No es lo mismo ser joven y sin responsabilidades familiares, que tener que pensar en el futuro de los hijos o en una jubilación a medio plazo. La estrategia inversora va cambiando según avanzan los años
Marta Olmos (Madrid, 38 años) empezó su camino inversor cuando era muy joven y aún desempeñaba un puesto de becaria. “Empezaba metiendo 20 euros todos los meses, y en un tiempo ya me estaba reportando beneficios”, cuenta. Hoy, más de una década después y a punto de tener un bebé, su estrategia inversora es completamente distinta, mira más en el largo plazo y es más conservadora en sus inversiones. Como Olmos, el resto de participantes de Inversión libre de mitos, el proyecto de ING para hablar sin tapujos sobre inversiones, reflexionan sobre cómo adaptan sus carteras de inversión a cada etapa de la vida.
“El momento vital es muy importante a la hora de invertir”, sentencia Blanca Comín, directora de Banca Privada y Wealth de Amundi Iberia. “Es lo que va a determinar si usas ese dinero para comprarte una casa cuando eres más joven o, si tienes niños pequeños, quizás lo que buscas es hacer crecer ese dinero para sus estudios en el futuro”, añade.

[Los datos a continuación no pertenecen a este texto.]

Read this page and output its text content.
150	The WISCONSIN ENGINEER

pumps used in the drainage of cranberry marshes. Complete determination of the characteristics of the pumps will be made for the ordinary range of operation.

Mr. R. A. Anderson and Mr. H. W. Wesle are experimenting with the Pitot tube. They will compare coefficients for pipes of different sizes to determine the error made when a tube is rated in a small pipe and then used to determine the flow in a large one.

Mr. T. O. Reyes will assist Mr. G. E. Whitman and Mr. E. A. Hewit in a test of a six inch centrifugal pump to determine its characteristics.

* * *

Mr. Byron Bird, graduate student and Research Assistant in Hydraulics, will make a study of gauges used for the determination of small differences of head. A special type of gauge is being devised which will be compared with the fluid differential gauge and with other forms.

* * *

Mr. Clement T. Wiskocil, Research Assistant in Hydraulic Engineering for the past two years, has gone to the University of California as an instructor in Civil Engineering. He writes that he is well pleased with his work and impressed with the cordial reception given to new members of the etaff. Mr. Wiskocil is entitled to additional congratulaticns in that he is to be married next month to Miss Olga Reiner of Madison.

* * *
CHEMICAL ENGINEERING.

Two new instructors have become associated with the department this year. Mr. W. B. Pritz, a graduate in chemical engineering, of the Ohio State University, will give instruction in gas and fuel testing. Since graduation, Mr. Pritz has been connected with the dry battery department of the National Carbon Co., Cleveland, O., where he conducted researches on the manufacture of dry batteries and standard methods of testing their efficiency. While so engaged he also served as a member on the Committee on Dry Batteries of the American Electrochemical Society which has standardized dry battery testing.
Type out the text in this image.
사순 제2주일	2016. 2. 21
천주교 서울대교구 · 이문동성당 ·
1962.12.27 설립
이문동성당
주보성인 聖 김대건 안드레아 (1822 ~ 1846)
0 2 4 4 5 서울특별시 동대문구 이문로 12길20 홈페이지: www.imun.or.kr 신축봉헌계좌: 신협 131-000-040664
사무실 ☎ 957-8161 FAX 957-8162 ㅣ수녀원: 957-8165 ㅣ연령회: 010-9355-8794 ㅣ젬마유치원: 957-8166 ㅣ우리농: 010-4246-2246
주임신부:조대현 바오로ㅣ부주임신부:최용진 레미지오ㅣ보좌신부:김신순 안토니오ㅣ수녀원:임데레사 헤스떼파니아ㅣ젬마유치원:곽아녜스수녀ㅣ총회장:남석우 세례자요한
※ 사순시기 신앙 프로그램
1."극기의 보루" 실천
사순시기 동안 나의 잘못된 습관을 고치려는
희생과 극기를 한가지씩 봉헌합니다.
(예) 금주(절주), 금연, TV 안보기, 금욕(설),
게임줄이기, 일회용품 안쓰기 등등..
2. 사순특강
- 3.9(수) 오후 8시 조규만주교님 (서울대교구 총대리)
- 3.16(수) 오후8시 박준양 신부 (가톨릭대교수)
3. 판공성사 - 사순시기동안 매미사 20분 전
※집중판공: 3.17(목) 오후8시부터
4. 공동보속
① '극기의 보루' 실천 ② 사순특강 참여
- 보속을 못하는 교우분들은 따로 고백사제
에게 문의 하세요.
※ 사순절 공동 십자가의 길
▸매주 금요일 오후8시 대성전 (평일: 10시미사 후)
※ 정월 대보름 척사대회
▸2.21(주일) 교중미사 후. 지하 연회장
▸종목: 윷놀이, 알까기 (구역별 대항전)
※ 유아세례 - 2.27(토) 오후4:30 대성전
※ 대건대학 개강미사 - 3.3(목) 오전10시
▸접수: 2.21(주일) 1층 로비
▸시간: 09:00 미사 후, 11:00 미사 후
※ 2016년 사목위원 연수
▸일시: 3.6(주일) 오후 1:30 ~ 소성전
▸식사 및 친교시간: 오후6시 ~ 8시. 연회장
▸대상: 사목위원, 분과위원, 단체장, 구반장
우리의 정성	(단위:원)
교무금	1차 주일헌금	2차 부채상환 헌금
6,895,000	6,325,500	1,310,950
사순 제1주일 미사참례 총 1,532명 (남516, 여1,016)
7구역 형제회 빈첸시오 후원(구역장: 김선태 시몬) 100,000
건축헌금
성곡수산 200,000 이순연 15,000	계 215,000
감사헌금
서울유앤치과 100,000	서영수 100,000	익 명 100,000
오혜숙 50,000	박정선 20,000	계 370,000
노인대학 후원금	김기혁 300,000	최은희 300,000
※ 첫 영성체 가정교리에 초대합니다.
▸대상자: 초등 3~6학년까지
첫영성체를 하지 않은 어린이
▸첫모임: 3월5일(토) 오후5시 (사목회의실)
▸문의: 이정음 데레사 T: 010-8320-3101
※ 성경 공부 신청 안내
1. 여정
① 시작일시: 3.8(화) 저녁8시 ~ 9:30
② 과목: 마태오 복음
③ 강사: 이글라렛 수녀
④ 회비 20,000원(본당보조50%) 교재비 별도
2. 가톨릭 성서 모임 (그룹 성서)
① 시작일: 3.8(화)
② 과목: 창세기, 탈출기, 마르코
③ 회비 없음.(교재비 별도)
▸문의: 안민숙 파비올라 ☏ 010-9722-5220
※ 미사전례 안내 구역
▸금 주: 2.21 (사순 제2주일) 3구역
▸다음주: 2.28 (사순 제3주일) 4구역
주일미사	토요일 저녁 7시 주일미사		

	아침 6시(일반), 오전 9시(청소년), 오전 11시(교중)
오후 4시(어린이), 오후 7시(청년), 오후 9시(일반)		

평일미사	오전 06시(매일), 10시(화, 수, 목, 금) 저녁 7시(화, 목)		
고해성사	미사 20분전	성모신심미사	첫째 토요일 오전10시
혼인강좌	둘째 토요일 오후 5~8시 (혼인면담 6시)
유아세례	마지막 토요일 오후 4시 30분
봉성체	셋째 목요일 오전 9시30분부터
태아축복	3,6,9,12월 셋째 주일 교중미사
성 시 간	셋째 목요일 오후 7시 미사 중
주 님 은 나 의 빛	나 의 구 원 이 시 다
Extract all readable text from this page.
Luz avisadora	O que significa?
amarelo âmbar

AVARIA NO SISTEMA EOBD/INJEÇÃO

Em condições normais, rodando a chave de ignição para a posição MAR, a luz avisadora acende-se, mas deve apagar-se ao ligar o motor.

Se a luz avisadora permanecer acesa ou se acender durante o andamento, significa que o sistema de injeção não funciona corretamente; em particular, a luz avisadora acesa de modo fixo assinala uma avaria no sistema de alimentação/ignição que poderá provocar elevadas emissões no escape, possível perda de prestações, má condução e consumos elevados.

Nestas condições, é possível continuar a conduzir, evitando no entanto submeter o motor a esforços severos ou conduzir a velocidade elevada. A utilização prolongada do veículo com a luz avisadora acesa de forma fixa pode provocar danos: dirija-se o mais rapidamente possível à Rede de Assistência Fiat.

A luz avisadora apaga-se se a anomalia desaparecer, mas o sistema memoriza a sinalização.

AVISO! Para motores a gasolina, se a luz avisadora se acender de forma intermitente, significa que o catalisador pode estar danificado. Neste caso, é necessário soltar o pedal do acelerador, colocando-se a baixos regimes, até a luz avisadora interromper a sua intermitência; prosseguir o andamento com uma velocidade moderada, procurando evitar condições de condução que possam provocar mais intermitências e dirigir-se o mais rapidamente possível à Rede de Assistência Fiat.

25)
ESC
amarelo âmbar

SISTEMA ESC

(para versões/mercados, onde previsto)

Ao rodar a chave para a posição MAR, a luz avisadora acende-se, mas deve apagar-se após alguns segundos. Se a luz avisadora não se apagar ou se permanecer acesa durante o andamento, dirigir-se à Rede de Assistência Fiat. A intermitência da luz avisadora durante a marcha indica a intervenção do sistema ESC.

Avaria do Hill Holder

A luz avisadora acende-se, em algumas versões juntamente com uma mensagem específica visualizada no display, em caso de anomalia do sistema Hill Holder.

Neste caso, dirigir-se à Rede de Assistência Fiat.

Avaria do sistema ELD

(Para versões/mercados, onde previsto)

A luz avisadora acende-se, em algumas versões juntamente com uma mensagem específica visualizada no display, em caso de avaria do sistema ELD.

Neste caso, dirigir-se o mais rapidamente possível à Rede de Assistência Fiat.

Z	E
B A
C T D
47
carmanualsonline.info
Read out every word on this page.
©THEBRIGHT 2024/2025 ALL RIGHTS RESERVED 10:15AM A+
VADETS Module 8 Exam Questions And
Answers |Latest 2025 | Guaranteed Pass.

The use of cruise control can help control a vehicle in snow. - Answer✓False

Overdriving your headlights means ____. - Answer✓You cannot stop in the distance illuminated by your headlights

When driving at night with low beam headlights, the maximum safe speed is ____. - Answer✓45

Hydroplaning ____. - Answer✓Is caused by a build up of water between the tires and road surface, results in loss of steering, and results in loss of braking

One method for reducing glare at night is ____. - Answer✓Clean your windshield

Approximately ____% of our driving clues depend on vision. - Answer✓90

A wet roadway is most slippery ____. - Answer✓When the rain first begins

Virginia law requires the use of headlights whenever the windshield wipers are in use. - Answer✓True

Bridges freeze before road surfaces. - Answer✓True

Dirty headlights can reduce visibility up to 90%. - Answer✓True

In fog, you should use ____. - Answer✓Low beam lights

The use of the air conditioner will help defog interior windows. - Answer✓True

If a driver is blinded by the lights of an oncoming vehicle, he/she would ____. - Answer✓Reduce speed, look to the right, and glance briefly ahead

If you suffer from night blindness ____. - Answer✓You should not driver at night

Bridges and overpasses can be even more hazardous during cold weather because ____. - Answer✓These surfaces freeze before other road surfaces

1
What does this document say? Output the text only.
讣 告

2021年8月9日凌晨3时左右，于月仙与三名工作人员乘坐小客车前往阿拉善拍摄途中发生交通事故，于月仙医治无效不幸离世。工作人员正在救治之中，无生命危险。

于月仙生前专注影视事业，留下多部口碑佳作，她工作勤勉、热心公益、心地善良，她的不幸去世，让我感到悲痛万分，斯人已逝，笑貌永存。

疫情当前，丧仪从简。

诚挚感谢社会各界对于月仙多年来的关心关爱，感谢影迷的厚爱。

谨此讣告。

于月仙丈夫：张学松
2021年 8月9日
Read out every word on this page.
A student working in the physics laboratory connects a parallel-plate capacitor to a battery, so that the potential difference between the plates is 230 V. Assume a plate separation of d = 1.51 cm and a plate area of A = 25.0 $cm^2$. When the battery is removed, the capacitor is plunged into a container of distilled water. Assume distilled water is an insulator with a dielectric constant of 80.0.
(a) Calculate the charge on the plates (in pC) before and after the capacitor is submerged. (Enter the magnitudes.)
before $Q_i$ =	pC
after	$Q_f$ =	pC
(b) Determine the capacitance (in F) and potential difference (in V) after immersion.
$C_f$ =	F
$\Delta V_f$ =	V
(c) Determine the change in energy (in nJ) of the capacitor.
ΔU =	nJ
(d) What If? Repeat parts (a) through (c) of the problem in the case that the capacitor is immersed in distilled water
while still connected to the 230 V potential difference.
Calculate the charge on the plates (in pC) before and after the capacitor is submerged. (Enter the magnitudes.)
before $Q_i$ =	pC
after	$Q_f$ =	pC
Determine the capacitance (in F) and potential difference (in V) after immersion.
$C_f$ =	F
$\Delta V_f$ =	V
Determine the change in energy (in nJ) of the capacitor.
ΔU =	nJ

El paradigma de la inversión cambia cuando se tienen hijos, como considera Lourdes Fernández (Valdepeñas, Ciudad Real, 65 años). “Ya no estás tomando decisiones que solo te repercuten a ti”, aclara la participante del proyecto de ING. Eva María Montero (Madrid, 50 años) tiene dos hijos en la actualidad y asegura que hoy no tomaría el riesgo de invertir el total de un dinero que recibiera “de una indemnización, por ejemplo”. Y aclara: “Con 20 años mis objetivos eran otros, buscaba rentabilidad rápida y dividendos”.